People may still want to mask and do regular testing, and take other precautions to be taking for those at high risk for severe outcomes from Covid-19 and for those who continue to prioritize avoiding the coronavirus. 

“The United States has mobilized and sustained a historic response to the COVID-19 pandemic,” the CDC stated. “As a nation, we now find ourselves at a different point in the pandemic – with more tools and resources than ever before to better protect ourselves and our communities.” 

The CDC is folding its emergency COVID-19 response activities into its existing structure and programs, as part of an ongoing transition to sustainable public health practices. 
Vaccines, testing and treatment will still be available. The CDC indicates that the U.S. government will continue to provide free vaccinees for adults and children.  

One change CDC officials note is that COVID-19 home tests may no longer be covered by insurance. Insurance providers will no longer be required to waive costs or provide free COVID-19 tests. 

The CDC does offer a no-cost COVID-19 testing locator, at https://testinglocator.cdc.gov/ This service shows which community and pharmacy partners still offer such test. 

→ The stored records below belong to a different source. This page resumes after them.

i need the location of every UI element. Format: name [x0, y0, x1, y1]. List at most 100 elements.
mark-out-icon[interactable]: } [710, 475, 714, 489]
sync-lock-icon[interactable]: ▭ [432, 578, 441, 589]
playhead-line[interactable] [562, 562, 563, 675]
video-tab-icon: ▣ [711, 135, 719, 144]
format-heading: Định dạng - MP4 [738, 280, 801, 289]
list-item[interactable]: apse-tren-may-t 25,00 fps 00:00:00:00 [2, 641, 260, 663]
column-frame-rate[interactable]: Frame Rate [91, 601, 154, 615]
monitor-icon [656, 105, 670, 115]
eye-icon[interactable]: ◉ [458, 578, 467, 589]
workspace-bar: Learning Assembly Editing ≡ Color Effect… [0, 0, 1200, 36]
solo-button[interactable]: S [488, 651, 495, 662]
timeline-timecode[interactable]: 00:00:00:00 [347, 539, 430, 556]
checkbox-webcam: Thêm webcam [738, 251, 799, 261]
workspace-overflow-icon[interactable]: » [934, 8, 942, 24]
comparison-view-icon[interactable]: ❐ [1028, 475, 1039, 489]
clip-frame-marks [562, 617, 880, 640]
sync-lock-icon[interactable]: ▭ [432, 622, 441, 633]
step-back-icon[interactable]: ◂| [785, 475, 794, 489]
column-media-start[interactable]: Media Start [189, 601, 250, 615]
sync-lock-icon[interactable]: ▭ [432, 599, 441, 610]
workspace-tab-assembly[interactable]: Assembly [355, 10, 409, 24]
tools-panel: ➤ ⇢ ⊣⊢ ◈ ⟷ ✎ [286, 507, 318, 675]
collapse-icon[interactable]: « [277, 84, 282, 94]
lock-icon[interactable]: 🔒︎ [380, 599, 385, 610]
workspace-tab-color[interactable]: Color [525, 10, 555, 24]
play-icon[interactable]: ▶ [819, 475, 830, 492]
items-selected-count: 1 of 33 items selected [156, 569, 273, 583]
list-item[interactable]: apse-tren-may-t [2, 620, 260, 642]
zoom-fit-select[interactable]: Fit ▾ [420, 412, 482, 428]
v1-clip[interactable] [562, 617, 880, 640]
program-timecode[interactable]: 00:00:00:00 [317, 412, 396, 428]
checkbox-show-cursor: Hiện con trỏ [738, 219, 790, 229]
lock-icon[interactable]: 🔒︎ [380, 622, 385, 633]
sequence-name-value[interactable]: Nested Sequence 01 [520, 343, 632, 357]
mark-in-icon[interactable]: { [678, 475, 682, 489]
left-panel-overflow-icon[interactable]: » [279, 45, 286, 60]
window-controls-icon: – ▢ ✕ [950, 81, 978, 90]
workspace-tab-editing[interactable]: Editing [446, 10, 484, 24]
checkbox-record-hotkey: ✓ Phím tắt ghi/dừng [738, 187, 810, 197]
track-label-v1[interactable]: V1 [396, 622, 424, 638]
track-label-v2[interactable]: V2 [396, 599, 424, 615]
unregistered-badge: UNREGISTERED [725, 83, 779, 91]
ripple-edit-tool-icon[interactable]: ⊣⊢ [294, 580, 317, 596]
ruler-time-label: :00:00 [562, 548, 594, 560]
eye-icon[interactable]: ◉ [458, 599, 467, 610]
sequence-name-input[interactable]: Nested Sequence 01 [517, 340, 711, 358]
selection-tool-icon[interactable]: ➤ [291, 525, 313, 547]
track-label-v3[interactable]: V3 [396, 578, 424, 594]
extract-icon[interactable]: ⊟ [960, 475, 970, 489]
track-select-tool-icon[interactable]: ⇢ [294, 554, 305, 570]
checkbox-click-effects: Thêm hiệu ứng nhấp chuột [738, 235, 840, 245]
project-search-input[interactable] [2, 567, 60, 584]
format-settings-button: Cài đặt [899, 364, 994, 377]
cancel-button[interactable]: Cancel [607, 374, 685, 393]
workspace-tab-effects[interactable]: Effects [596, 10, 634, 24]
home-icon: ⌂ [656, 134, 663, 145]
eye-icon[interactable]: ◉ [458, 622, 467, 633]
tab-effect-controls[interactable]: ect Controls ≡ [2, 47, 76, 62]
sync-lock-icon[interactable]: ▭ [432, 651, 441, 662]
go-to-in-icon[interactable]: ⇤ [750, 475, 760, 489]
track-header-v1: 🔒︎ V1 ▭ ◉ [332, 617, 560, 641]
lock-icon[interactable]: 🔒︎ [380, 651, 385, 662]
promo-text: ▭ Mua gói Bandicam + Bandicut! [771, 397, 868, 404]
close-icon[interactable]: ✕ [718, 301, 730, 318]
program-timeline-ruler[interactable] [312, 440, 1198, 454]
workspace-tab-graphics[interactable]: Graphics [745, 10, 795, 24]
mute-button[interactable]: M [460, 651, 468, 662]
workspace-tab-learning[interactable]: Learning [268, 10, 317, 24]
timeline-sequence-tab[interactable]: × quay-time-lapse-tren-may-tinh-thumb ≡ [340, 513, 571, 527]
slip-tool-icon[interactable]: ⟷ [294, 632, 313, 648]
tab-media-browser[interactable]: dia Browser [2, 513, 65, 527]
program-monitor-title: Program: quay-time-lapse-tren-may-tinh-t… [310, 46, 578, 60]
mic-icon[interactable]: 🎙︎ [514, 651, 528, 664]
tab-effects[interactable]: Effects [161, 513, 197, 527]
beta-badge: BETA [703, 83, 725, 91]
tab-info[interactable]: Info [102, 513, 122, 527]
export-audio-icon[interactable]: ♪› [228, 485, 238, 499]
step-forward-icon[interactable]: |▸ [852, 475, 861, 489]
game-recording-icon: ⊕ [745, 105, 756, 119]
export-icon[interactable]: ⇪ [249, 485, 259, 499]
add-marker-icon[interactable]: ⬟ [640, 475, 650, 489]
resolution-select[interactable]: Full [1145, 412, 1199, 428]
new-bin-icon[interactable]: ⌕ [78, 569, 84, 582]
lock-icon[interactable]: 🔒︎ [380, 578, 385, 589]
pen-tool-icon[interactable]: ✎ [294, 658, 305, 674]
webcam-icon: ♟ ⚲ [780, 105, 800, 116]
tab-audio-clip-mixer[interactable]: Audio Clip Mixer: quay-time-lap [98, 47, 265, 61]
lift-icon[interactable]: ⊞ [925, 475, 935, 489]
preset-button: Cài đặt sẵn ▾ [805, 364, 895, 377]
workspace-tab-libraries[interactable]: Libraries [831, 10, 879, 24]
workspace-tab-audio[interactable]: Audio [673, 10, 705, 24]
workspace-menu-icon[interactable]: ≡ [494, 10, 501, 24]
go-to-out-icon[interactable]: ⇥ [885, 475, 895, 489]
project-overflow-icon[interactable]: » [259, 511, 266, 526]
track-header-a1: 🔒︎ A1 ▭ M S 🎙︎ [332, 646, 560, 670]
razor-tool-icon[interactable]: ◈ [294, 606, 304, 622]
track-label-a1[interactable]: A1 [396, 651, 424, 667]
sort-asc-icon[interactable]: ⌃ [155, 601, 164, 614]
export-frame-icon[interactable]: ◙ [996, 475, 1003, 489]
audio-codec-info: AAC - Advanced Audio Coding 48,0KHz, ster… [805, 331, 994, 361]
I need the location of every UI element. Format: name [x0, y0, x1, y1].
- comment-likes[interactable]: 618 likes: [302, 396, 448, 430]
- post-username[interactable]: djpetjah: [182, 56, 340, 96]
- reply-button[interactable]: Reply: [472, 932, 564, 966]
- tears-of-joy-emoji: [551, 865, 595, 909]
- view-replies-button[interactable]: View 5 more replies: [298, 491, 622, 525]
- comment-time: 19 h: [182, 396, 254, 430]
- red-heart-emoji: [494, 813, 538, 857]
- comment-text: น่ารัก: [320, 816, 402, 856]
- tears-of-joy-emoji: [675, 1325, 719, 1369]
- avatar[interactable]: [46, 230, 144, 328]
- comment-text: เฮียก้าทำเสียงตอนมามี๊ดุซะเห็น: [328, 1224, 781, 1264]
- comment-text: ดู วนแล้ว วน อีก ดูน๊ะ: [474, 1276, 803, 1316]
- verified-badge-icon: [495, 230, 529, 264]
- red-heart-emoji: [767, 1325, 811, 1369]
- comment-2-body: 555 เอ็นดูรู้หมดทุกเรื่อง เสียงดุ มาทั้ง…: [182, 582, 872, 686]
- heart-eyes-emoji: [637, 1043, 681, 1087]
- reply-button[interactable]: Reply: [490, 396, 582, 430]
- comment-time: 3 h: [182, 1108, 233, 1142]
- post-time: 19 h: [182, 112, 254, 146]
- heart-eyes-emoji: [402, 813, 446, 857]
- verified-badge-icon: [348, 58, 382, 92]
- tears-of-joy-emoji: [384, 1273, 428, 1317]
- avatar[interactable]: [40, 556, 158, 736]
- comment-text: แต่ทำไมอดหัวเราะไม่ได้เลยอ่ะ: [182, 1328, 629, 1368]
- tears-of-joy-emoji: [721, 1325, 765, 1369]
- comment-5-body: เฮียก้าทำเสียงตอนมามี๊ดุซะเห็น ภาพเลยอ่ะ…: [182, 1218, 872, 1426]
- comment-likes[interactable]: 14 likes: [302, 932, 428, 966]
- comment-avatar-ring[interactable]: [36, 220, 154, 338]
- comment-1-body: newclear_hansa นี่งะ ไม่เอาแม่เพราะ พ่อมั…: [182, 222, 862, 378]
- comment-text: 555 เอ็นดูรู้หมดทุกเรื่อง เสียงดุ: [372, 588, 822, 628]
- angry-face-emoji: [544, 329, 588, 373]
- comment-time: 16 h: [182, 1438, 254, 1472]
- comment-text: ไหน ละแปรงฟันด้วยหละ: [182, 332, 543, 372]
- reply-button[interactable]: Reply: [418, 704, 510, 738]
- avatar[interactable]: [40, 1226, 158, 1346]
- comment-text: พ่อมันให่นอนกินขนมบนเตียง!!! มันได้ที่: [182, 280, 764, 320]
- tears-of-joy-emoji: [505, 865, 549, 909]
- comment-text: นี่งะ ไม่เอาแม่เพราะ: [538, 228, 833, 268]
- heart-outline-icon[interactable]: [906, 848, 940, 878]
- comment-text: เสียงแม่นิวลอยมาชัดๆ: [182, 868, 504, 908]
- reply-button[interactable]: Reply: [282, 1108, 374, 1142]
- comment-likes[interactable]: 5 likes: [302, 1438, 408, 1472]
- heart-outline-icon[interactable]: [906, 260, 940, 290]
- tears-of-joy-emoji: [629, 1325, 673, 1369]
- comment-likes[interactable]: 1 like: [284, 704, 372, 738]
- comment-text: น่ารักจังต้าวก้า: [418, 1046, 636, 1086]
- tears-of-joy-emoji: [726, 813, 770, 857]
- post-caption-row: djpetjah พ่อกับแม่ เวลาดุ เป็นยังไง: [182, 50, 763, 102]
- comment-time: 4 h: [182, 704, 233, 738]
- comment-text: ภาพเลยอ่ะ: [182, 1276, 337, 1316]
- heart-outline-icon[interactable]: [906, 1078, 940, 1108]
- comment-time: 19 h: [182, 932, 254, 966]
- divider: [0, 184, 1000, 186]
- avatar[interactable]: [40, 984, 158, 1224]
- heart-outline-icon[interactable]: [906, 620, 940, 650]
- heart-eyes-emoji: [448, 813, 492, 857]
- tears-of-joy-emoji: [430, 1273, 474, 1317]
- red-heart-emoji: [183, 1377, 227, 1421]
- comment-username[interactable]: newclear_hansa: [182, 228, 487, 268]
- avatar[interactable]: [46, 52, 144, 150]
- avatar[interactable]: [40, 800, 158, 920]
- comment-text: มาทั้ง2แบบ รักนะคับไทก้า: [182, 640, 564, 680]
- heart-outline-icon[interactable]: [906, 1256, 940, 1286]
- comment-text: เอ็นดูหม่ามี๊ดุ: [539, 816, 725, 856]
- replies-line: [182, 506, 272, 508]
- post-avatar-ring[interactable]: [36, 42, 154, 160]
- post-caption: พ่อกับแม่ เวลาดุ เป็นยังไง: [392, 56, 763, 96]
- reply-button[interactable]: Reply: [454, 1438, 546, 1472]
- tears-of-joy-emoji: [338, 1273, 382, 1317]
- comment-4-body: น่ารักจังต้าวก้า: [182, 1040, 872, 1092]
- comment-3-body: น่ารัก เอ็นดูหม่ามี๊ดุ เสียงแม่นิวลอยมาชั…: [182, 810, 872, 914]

After the public health emergency expired on May 11, it was announced that the CDC’s Increasing Community Access to Testing or ICATT program will likely continue with a smaller site network that supports testing and disease surveillance needs at non-emergency levels. ICATT will continue to provide no-cost COVID-19 testing for people without health insurance with symptoms related to COVID-19 or who were exposed to someone with COVID-19. A list of ICATT sites can be found at https://testinglocator.cdc.gov/ 

Medication to prevent severe COVID-19, such as Paxlovid, will remain available for free while supplies last. After that, the price will be determined by the medication manufacturer and personal health insurance coverage. People still need to work with their healthcare providers in the event COVID-19 treatment is needed. The antiviral medication Paxlovid reduces the risk of hospitalization or death by about 80 percent if it’s taken within five days of symptom onset. 

The Minnesota Department of Health offers a very comprehensive website about COVID-19 resources. Learn more at https://www.health.state.mn.us/diseases/coronavirus/index.html 

  • Work with your care provider to stay healthy. Protect yourself. Vaccines are your best protection against being sick.
  • Wash your hands! Hands that look can still have icky germs!